Está em curso uma revolução industrial instigante mas assustadora que não entra na agenda da política
Roubo frase desta semana do presidente de Portugal, Marcelo Rebelo de Sousa: "Não podemos querer uma economia 4.0 com políticos 2.0". Vale para Portugal, vale para a União Europeia (o gancho para o discurso do presidente), vale para o Brasil, talvez ainda mais.
Com uma única ressalva: suspeito que a maioria dos brasileiros acha que os políticos da terra não são nem 2.0. Talvez sejam 0.0.
No discurso do qual roubei a frase, Marcelo falava sobre as implicações do que se costuma chamar de quarta revolução industrial e dizia que não adianta estar sempre a falar de inovação e tecnologia com uma classe política do século passado.
O pior é que, no Brasil, não são apenas os políticos que são século 20 (alguns, até anteriores), mas também a agenda.
Reforma da Previdência, por exemplo, o tema que ocupa o noticiário político nos últimos muitos meses, é um assunto que já deveria ter sido encerrado no século passado.
Mais: por necessária e até indispensável que seja uma reforma previdenciária (a que está na pauta ou alguma outra melhor), o fato é que ela não vai preparar o país para o que o presidente português chamou de economia 4.0.
Essa revolução tem, claro, seu lado luminoso, mas também apresenta perigo, como relatado em "World Post", boletim semanal publicado em parceria por "Washington Post" e Instituto Berggruen: "Na medida em que o desemprego se reduz e a pressão para o aumento salarial sobe na era do capitalismo digital, a automação do trabalho por máquinas inteligentes vai se acelerar.
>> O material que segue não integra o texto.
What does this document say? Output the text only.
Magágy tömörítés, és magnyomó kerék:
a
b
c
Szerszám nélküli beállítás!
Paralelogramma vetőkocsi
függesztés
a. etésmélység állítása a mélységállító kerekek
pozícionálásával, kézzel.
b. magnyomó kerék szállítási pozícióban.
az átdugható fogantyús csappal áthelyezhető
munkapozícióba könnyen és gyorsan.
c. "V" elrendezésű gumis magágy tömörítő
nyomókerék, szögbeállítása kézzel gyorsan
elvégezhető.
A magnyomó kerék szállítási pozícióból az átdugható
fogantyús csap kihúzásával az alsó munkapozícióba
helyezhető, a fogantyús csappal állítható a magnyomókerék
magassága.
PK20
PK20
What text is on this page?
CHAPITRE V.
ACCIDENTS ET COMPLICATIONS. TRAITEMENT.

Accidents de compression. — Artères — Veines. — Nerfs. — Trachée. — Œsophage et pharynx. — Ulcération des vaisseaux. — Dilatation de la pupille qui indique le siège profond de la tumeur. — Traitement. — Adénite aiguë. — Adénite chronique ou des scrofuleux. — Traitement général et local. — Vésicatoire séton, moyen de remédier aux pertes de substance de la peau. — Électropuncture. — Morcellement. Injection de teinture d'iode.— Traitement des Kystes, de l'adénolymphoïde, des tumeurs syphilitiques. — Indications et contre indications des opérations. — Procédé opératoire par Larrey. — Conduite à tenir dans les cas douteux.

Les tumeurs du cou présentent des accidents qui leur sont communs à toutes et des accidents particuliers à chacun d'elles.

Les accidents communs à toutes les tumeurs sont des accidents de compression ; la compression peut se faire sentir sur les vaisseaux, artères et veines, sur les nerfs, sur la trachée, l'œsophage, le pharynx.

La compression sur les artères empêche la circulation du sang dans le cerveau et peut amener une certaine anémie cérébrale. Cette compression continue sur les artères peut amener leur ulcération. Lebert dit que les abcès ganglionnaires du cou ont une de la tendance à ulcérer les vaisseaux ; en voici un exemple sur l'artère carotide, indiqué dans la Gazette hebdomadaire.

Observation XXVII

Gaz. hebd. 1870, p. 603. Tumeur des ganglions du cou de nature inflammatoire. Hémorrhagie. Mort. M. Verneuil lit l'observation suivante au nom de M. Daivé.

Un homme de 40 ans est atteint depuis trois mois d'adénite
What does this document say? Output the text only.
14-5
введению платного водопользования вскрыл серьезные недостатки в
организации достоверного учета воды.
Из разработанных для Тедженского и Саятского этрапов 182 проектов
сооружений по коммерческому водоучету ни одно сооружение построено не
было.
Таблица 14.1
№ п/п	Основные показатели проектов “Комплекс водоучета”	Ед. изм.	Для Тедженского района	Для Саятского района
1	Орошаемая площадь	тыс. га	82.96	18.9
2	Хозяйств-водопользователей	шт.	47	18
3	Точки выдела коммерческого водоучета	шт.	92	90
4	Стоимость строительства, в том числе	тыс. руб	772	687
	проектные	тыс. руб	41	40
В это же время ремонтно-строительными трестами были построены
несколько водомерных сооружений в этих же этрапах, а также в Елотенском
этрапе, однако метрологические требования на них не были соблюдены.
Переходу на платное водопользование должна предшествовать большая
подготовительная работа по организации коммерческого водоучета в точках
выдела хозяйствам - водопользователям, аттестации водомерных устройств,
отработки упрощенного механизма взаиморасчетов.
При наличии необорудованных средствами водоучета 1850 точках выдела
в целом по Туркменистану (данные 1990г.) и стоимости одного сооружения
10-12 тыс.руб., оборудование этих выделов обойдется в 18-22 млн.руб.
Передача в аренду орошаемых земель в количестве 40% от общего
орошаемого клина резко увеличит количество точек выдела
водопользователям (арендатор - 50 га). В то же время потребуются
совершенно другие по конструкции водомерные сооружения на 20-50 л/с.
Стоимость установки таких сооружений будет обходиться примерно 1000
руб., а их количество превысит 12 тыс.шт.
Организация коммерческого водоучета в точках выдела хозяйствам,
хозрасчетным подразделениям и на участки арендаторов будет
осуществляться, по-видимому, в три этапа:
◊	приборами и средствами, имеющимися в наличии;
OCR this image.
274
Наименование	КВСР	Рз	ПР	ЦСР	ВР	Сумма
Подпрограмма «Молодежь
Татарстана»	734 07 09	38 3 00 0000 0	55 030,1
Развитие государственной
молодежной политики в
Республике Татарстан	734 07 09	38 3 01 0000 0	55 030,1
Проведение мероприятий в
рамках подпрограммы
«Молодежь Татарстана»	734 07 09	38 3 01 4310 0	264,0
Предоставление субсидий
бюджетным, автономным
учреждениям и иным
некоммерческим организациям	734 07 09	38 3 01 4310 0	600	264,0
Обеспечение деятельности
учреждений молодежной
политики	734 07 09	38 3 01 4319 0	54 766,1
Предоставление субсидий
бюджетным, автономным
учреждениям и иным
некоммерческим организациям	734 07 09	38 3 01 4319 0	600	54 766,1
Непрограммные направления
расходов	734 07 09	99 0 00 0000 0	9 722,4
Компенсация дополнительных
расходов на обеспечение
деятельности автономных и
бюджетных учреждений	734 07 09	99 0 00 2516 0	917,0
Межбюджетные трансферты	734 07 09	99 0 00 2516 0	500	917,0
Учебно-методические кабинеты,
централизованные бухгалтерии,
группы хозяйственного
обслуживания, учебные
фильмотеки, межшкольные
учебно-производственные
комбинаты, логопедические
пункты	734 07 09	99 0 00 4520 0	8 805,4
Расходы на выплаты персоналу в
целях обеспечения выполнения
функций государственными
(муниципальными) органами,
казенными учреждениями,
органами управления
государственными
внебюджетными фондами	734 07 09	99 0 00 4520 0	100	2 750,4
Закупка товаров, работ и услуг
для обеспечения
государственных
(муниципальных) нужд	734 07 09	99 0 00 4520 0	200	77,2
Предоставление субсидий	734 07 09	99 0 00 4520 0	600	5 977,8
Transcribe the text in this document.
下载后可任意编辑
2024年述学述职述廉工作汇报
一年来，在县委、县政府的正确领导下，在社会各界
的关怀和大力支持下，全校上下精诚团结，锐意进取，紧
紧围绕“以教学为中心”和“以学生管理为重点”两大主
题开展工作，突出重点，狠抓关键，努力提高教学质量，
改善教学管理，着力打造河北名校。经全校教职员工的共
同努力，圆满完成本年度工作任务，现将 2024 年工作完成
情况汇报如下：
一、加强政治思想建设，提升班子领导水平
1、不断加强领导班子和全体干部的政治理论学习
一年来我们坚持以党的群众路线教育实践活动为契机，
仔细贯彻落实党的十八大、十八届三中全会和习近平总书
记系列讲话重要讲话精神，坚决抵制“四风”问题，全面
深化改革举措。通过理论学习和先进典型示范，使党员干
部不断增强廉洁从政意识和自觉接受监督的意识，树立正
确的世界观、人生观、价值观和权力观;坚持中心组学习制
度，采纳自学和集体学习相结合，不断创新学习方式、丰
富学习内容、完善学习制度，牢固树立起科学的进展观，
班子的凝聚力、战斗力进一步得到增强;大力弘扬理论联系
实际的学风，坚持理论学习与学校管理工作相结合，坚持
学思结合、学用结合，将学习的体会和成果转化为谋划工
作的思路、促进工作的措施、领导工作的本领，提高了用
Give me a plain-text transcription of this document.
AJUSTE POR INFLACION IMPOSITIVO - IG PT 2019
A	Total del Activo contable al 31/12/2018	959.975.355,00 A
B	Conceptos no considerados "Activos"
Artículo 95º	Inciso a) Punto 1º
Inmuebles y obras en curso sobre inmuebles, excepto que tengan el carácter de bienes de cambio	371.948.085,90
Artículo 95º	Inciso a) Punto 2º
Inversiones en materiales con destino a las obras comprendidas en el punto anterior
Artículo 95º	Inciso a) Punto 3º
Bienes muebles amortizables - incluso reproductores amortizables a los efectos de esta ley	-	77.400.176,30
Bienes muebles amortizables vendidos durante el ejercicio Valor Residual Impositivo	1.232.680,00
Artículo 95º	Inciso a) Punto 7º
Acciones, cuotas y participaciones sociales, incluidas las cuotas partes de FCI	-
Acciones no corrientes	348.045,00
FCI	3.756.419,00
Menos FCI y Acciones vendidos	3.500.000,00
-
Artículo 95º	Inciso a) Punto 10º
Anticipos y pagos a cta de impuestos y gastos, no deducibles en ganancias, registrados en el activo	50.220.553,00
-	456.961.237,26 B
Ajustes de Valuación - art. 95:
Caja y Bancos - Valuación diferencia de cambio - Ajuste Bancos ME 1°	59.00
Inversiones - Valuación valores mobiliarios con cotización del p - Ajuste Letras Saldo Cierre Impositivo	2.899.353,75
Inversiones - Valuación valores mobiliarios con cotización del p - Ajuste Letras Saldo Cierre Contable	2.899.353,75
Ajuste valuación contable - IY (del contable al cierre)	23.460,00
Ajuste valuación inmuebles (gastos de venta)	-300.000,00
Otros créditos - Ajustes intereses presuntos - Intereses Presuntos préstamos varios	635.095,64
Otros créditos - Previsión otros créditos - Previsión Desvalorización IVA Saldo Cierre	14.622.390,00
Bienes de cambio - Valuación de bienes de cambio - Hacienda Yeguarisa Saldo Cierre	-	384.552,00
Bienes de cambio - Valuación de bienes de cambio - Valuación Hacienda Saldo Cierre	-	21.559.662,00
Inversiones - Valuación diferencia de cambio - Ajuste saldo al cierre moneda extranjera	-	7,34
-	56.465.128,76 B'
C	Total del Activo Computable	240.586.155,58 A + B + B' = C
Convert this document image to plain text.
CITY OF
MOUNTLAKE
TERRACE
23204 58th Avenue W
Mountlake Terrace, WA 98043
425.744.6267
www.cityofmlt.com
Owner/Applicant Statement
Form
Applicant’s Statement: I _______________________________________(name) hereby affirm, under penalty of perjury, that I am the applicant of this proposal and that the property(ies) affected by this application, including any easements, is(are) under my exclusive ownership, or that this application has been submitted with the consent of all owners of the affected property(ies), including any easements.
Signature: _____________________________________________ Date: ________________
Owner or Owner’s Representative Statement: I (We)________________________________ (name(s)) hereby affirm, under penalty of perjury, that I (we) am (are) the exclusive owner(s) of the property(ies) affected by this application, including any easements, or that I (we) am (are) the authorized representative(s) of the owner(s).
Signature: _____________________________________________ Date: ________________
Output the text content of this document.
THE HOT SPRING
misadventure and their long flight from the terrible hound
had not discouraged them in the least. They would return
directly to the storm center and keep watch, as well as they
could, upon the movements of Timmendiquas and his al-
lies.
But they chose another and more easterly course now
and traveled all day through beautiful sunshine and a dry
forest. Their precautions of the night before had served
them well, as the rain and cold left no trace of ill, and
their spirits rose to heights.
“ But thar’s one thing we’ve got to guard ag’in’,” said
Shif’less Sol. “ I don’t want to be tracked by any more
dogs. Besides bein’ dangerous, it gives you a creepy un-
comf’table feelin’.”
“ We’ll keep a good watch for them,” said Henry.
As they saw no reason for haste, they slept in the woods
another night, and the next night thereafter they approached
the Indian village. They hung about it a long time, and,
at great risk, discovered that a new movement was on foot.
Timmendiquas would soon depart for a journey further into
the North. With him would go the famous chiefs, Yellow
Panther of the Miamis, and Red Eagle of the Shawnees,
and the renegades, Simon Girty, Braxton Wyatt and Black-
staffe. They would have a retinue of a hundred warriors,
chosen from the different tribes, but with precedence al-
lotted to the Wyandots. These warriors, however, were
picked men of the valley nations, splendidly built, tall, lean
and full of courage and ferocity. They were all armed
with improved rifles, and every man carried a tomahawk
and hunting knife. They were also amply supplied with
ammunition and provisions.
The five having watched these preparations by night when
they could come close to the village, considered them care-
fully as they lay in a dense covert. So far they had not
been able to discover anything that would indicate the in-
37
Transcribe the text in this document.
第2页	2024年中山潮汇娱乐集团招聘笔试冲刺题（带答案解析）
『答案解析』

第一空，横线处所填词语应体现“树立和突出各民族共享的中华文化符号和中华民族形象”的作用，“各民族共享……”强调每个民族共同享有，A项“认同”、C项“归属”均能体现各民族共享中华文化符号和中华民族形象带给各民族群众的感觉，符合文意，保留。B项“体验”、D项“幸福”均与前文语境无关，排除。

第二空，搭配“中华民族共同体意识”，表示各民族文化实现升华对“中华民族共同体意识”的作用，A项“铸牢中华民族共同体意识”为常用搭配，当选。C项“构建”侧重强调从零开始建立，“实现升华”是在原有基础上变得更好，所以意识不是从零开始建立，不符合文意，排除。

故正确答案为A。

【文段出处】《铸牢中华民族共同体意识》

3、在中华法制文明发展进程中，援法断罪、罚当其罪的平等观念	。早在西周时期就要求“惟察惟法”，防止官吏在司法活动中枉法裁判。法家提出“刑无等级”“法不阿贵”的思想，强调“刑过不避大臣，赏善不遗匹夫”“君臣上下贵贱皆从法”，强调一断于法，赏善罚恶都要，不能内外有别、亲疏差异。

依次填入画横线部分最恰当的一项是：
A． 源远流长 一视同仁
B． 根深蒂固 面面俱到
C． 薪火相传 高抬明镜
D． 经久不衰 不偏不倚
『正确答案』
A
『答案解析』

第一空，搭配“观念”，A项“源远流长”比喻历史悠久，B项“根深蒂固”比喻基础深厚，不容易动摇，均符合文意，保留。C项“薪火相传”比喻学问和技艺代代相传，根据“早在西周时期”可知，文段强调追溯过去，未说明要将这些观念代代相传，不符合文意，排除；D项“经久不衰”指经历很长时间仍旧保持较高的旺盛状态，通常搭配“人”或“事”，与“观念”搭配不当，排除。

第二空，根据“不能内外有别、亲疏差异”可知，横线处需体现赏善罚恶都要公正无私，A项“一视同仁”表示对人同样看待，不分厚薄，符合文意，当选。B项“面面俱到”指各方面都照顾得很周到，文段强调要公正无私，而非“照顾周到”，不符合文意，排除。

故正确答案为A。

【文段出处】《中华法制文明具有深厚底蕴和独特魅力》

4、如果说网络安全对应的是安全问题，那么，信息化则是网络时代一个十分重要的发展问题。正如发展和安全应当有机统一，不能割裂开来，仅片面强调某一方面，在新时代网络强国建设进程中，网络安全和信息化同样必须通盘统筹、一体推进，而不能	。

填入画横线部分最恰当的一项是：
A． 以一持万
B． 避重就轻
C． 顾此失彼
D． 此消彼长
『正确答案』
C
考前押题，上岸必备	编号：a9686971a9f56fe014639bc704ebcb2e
Isso, em contrapartida, reforçará uma tendência já em andamento: o divórcio entre emprego e produtividade e criação de riqueza. A desigualdade então se aprofunda na medida em que a riqueza se concentra entre aqueles que detêm os robôs, por assim dizer, enquanto aqueles que só têm o trabalho para vender crescentemente se esfalfam para conseguir uma renda para viver por meio de bicos precários".
Esse é apenas um dos ângulos da economia 4.0. Eu adoraria que a academia brasileira e os institutos de estudos dos partidos promovessem debates como o que está agendado para terça-feira (13) pelo Royal Institute of International Affairs, mais conhecido como Chatham House, em Londres.
Chama-se "Capitalismo sem capital - A ascensão da economia intangível". O debate girará em torno do que a Chatham House chama de "silenciosa revolução" ocorrida já no início do século: o fato de que as maiores economias desenvolvidas começaram a investir mais em ativos intangíveis --como design, marcas, software e pesquisa e desenvolvimento-- do que em ativos tangíveis, como maquinaria, prédios e computadores.
O título do debate foi tirado de livro recente lançado por Jonathan Haskel e Stian Westlake (os dois debatedores), no qual chamam a atenção para o fato de que a ascensão de ativos intangíveis é "uma das causas pouco analisadas de fenômenos como desigualdade econômica ou estagnação da produtividade".
Nada disso entrou na pauta dos políticos brasileiros. Não merecem portanto nem o rótulo de "políticos 2.0". Vamos ficar mais e mais para trás.